Auf dieser Seite wird gezeigt, wie lange Audiodateien (länger als eine Minute) mithilfe asynchroner Spracherkennung in Text transkribiert werden.

Bei der asynchronen Spracherkennung wird ein längerer Vorgang zur Audioverarbeitung gestartet. Verwenden Sie die asynchrone Spracherkennung, um Audiodateien zu erkennen, die länger als eine Minute sind. Für kürzere Audiodaten ist die synchrone Spracherkennung schneller und einfacher.
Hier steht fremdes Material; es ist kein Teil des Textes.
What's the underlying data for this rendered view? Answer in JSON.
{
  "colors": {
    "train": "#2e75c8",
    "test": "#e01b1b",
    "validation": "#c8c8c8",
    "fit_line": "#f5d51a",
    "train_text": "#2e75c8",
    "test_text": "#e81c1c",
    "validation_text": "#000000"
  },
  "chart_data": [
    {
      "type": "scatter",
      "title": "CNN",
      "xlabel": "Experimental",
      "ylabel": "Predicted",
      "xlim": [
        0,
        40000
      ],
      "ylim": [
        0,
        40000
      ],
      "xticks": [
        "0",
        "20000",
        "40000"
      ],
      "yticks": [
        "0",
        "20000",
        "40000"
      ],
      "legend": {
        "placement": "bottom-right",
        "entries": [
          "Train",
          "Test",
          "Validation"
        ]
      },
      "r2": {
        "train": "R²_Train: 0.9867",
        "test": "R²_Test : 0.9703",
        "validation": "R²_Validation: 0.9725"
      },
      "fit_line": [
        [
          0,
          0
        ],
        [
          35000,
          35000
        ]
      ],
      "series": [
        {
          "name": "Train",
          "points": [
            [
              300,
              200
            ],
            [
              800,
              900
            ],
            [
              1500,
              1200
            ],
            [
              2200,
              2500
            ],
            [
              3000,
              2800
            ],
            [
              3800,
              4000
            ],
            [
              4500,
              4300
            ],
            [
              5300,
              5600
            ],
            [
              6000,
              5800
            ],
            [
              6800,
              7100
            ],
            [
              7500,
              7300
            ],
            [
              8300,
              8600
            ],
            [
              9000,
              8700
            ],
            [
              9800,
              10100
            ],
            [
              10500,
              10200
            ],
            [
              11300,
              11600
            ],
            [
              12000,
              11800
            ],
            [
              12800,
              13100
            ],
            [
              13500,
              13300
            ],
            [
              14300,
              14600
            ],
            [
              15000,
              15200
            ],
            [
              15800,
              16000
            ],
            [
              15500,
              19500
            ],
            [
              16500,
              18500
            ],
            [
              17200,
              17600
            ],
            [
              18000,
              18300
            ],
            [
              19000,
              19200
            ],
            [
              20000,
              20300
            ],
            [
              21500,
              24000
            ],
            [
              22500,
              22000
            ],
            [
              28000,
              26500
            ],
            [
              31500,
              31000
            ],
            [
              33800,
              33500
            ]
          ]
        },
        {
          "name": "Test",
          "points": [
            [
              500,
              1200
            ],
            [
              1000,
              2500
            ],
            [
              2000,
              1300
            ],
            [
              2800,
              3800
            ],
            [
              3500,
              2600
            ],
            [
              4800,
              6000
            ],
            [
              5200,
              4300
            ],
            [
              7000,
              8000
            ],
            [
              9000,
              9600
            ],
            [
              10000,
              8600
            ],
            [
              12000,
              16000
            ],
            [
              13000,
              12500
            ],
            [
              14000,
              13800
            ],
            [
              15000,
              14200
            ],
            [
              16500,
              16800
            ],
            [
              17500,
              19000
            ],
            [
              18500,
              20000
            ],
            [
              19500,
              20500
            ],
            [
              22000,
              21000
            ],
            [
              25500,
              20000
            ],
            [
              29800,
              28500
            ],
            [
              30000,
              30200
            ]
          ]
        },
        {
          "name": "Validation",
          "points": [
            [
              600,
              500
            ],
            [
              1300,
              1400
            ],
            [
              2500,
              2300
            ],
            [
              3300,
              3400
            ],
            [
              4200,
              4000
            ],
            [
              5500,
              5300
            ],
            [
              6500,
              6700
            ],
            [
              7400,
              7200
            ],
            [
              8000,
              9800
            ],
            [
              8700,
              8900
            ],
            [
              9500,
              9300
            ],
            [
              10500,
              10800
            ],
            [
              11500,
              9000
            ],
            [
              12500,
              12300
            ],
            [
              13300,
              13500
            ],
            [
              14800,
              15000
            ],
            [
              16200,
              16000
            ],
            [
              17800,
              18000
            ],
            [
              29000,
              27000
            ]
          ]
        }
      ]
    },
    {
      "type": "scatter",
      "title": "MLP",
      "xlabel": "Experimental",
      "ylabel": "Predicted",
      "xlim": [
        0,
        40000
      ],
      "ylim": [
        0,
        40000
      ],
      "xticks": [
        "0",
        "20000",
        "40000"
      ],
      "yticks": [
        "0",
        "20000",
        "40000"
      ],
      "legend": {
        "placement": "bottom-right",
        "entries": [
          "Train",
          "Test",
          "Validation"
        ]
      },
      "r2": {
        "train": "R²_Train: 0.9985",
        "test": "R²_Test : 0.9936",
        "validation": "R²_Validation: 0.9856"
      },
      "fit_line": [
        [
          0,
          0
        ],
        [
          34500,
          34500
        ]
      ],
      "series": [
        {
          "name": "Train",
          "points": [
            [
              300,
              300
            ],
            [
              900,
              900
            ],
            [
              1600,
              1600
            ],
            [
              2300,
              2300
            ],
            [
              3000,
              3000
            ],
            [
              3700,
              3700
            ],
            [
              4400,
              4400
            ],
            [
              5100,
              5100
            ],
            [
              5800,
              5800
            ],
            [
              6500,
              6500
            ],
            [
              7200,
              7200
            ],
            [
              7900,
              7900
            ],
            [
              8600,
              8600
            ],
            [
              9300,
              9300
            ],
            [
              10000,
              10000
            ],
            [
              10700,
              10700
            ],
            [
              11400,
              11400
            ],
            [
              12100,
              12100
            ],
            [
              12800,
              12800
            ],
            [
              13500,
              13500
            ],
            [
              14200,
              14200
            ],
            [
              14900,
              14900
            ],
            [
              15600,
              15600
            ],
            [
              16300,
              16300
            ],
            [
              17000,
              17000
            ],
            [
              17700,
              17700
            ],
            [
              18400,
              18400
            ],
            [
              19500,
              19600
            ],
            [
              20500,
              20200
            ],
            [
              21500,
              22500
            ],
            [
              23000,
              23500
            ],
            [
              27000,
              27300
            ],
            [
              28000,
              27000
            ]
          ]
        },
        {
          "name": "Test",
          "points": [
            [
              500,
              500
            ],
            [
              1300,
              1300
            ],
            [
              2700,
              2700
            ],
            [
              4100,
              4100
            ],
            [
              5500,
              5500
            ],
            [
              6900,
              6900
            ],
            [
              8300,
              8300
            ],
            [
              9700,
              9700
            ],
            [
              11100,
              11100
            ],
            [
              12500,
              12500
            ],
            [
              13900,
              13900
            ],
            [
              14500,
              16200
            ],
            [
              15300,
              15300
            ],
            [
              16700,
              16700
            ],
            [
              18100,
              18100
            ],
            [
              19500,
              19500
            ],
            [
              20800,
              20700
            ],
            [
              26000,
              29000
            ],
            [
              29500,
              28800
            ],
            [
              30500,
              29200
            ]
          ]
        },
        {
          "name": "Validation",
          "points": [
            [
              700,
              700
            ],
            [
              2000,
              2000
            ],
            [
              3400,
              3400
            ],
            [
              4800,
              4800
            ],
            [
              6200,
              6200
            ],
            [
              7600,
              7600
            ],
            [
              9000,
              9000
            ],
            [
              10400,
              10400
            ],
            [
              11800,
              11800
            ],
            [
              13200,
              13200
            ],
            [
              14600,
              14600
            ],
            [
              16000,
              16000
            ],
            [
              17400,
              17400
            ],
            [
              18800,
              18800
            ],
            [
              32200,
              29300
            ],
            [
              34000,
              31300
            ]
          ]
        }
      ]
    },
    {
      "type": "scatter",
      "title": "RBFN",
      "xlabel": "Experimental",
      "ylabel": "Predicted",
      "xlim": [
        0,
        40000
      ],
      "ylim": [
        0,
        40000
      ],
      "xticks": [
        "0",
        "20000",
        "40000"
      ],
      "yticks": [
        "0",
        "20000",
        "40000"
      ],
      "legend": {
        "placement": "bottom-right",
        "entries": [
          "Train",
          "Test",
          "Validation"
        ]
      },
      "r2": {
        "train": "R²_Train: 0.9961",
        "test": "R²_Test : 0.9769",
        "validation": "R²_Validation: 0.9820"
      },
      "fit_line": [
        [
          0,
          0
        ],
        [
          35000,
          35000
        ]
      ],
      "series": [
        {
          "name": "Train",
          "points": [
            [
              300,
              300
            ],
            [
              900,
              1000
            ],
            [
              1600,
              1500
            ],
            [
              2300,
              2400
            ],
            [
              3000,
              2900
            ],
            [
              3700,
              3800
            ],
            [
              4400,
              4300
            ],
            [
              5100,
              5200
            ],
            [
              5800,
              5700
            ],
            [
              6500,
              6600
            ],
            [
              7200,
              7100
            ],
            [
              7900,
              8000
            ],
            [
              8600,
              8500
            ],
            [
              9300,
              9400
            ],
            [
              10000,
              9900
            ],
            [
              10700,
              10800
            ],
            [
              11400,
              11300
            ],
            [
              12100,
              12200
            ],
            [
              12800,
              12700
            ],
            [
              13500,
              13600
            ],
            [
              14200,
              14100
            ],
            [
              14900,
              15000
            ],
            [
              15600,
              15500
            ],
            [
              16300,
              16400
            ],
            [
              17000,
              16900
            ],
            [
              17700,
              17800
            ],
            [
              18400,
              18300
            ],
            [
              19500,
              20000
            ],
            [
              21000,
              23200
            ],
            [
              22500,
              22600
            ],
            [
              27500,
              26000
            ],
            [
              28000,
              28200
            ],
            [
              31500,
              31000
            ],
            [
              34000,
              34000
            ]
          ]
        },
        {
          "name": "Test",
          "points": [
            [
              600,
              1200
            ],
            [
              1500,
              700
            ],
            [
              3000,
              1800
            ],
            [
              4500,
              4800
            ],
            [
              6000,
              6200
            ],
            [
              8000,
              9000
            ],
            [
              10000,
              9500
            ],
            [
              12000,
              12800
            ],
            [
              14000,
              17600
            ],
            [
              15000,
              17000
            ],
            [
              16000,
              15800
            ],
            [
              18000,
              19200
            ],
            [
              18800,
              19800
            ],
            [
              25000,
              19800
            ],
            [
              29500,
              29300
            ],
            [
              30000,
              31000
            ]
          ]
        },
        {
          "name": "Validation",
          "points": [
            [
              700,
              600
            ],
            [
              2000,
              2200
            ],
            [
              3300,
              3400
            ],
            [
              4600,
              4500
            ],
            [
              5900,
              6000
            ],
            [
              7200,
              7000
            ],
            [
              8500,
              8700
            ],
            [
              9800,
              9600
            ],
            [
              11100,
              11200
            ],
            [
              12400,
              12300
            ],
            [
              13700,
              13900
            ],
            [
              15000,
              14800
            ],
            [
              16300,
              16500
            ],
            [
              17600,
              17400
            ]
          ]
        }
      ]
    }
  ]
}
Sie können die Ergebnisse des Vorgangs über die Schnittstelle google.longrunning.Operations abrufen. Die Ergebnisse können fünf Tage (120 Stunden) abgerufen werden. Audioinhalte können direkt an Speech-to-Text gesendet werden oder es können Audioinhalte verarbeitet werden, die sich bereits in Google Cloud Storage befinden. Hier finden Sie Informationen zu den Audiolimits für Anfragen zur asynchronen Spracherkennung.

Version 1 von Speech-to-Text wurde veröffentlicht und ist über den Endpunkt https://speech.googleapis.com/v1/speech allgemein verfügbar. Die Clientbibliotheken wurden als Alphaversion veröffentlicht und werden vermutlich nicht abwärtskompatibel sein. Die Clientbibliotheken werden derzeit nicht für eine Verwendung in der Produktion empfohlen.

Für diese Beispiele ist es erforderlich, dass Sie gcloud eingerichtet sowie ein Dienstkonto erstellt und aktiviert haben. Informationen zum Einrichten von gcloud sowie zum Erstellen und Aktivieren eines Dienstkontos finden Sie in der Kurzanleitung.

Lange Audiodateien mithilfe einer Google Cloud Storage-Datei transkribieren

Bei diesen Beispielen wird ein Cloud Storage-Bucket verwendet, um die eingehenden Audio-Rohdaten für den Transkriptionsprozess mit langer Ausführungszeit zu speichern.

Protokoll

Ausführliche Informationen finden Sie unter dem API-Endpunkt speech:longrunningrecognize.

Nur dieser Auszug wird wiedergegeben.